凯旋 李, you can turn the Azure OpenAI endpoint into a simple Web App that just forwards requests, then put API Management in front to check each caller’s Azure AD token, grab their UPN from the token, and count how many “tokens” (text chunks) they use. When someone goes over your limit, APIM will stop them before it ever reaches OpenAI.
First, wrap OpenAI in a proxy Web App. You can start with the official Azure AI Foundry sample or build a tiny ASP .NET Core Web API that reads two settings (your OpenAI endpoint and key) and simply relays any JSON you post to /chat/completions
on the OpenAI REST API. Deploy that to App Service and make sure it lives at, for example, https://my-openai-proxy.azurewebsites.net
.
Next, set up Azure AD so that users sign in and your client (whether it’s MSAL.js in a browser or Azure.Identity in server code) can request a token for the scope you exposed on your APIM API, for example api://<APIM-API-ID>/access_as_user
. Every time you call your proxy, attach that token in the header.
var credential = new InteractiveBrowserCredential();
var token = await credential.GetTokenAsync(
new TokenRequestContext(new[]{ "api://<API-ID>/.default" }));
httpClient.DefaultRequestHeaders.Authorization =
new AuthenticationHeaderValue("Bearer", token.Token);
var result = await httpClient.PostAsync(
"https://<your-apim>.azure-api.net/openai/chat/completions",
new StringContent(jsonPayload, Encoding.UTF8, "application/json"));
With the Web App ready, import it into API Management as a backend API. In the Inbound section of the APIM policy, first validate the bearer token against the tenant and audience scope then pull out the user’s upn
claim then apply an llm-token-limit
policy keyed on that UPN so APIM keeps a running tally of how many tokens each user spends. Finally, forward the request to the proxy.
<policies>
<inbound>
<base />
<validate-jwt header-name="Authorization"
require-scheme="Bearer"
output-token-variable-name="jwt">
<openid-config url="https://login.microsoftonline.com/<TENANT_ID>/v2.0/.well-known/openid-configuration"/>
<audiences>
<audience>api://<API-ID></audience>
</audiences>
<required-claims>
<claim name="scp" match="any">
<value>access_as_user</value>
</claim>
</required-claims>
</validate-jwt>
<set-variable name="userUpn"
value="@(context.Principal.GetClaimValue("upn")
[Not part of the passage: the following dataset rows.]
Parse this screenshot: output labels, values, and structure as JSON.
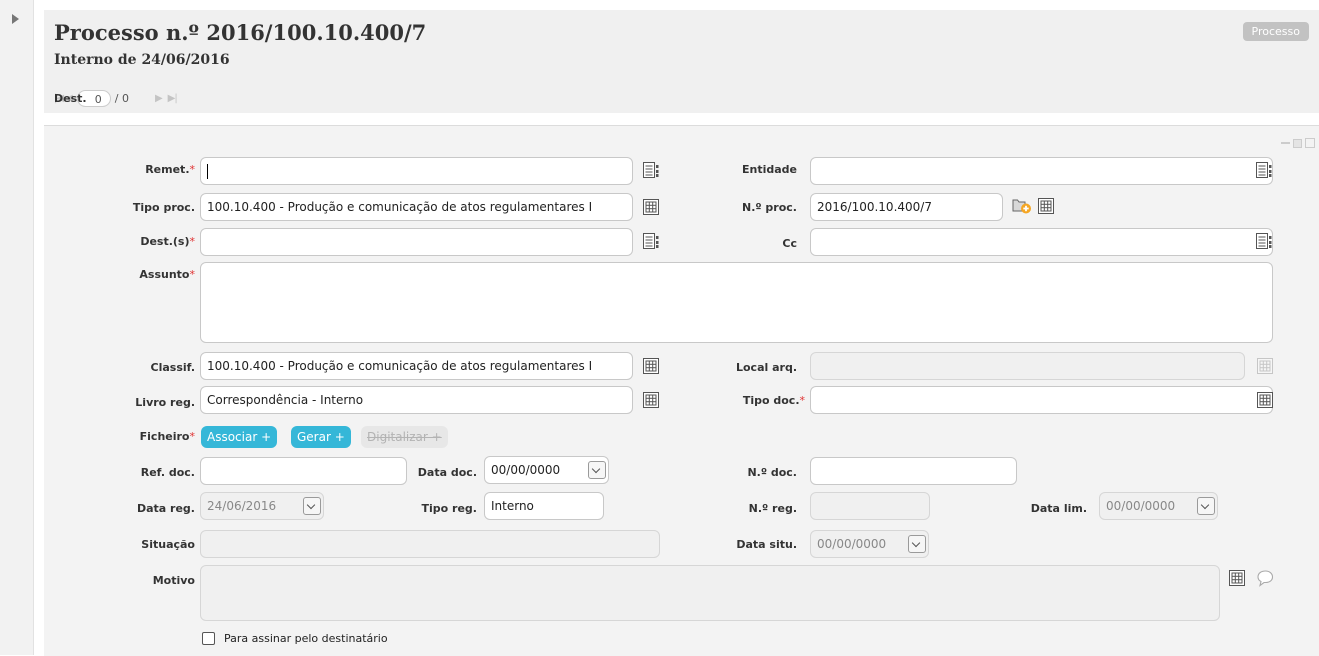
{
  "header": {
    "title": "Processo n.º 2016/100.10.400/7",
    "subtitle": "Interno de 24/06/2016",
    "badge": "Processo",
    "dest_label": "Dest.",
    "dest_current": "0",
    "dest_total": "/ 0"
  },
  "form": {
    "remet_label": "Remet.",
    "entidade_label": "Entidade",
    "tipo_proc_label": "Tipo proc.",
    "tipo_proc_value": "100.10.400 - Produção e comunicação de atos regulamentares I",
    "n_proc_label": "N.º proc.",
    "n_proc_value": "2016/100.10.400/7",
    "dest_label": "Dest.(s)",
    "cc_label": "Cc",
    "assunto_label": "Assunto",
    "classif_label": "Classif.",
    "classif_value": "100.10.400 - Produção e comunicação de atos regulamentares I",
    "local_arq_label": "Local arq.",
    "livro_reg_label": "Livro reg.",
    "livro_reg_value": "Correspondência - Interno",
    "tipo_doc_label": "Tipo doc.",
    "ficheiro_label": "Ficheiro",
    "associar": "Associar +",
    "gerar": "Gerar +",
    "digitalizar": "Digitalizar +",
    "ref_doc_label": "Ref. doc.",
    "data_doc_label": "Data doc.",
    "data_doc_value": "00/00/0000",
    "n_doc_label": "N.º doc.",
    "data_reg_label": "Data reg.",
    "data_reg_value": "24/06/2016",
    "tipo_reg_label": "Tipo reg.",
    "tipo_reg_value": "Interno",
    "n_reg_label": "N.º reg.",
    "data_lim_label": "Data lim.",
    "data_lim_value": "00/00/0000",
    "situacao_label": "Situação",
    "data_situ_label": "Data situ.",
    "data_situ_value": "00/00/0000",
    "motivo_label": "Motivo",
    "checkbox_label": "Para assinar pelo destinatário",
    "required_mark": "*"
  },
  "colors": {
    "accent": "#35b7d8",
    "required": "#e03030",
    "add_icon": "#f5a623"
  },
  "icons": [
    "expand-arrow-icon",
    "list-select-icon",
    "grid-picker-icon",
    "folder-add-icon",
    "comment-icon",
    "minimize-icon",
    "restore-icon",
    "maximize-icon"
  ]
}
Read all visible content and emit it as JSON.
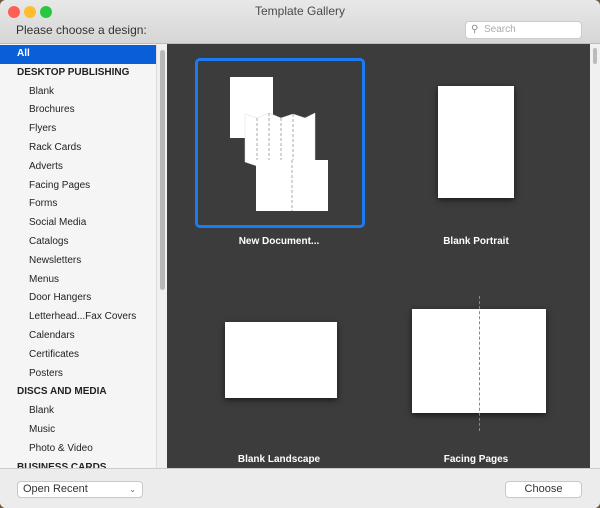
{
  "window": {
    "title": "Template Gallery",
    "prompt": "Please choose a design:"
  },
  "search": {
    "placeholder": "Search"
  },
  "sidebar": {
    "items": [
      {
        "label": "All",
        "type": "selected"
      },
      {
        "label": "DESKTOP PUBLISHING",
        "type": "header"
      },
      {
        "label": "Blank"
      },
      {
        "label": "Brochures"
      },
      {
        "label": "Flyers"
      },
      {
        "label": "Rack Cards"
      },
      {
        "label": "Adverts"
      },
      {
        "label": "Facing Pages"
      },
      {
        "label": "Forms"
      },
      {
        "label": "Social Media"
      },
      {
        "label": "Catalogs"
      },
      {
        "label": "Newsletters"
      },
      {
        "label": "Menus"
      },
      {
        "label": "Door Hangers"
      },
      {
        "label": "Letterhead...Fax Covers"
      },
      {
        "label": "Calendars"
      },
      {
        "label": "Certificates"
      },
      {
        "label": "Posters"
      },
      {
        "label": "DISCS AND MEDIA",
        "type": "header"
      },
      {
        "label": "Blank"
      },
      {
        "label": "Music"
      },
      {
        "label": "Photo & Video"
      },
      {
        "label": "BUSINESS CARDS",
        "type": "header"
      }
    ]
  },
  "templates": [
    {
      "label": "New Document...",
      "selected": true
    },
    {
      "label": "Blank Portrait"
    },
    {
      "label": "Blank Landscape"
    },
    {
      "label": "Facing Pages"
    }
  ],
  "footer": {
    "open_recent": "Open Recent",
    "choose": "Choose"
  },
  "colors": {
    "accent": "#0a5fd8",
    "selection_border": "#1a7cf5",
    "content_bg": "#3c3c3c"
  }
}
?? context.Principal.GetClaimValue("preferred_username"))" />
<llm-token-limit tokens-per-minute="10000"
token-quota="4000"
token-quota-period="Hourly"
counter-key="@(context.Variables["userUpn"])"
estimate-prompt-tokens="true"
remaining-quota-tokens-header-name="x-remaining-tokens"
tokens-consumed-header-name="x-consumed-tokens" />
<set-backend-service id="openai-proxy"
backend-id="your-openai-proxy-service" />
</inbound>
<backend>
<forward-request />
</backend>
<outbound>
<base />
</outbound>
<on-error>
<base />
</on-error>
</policies>
When you call the APIM URL with a valid bearer token, you will see x-remaining-tokens
and x-consumed-tokens
in the response headers. If a user spends more than 4 000 tokens in an hour, APIM automatically rejects further requests (429 or 403) until the next hour. No extra keys or manual subscriptions are needed just the users’ Azure AD identities.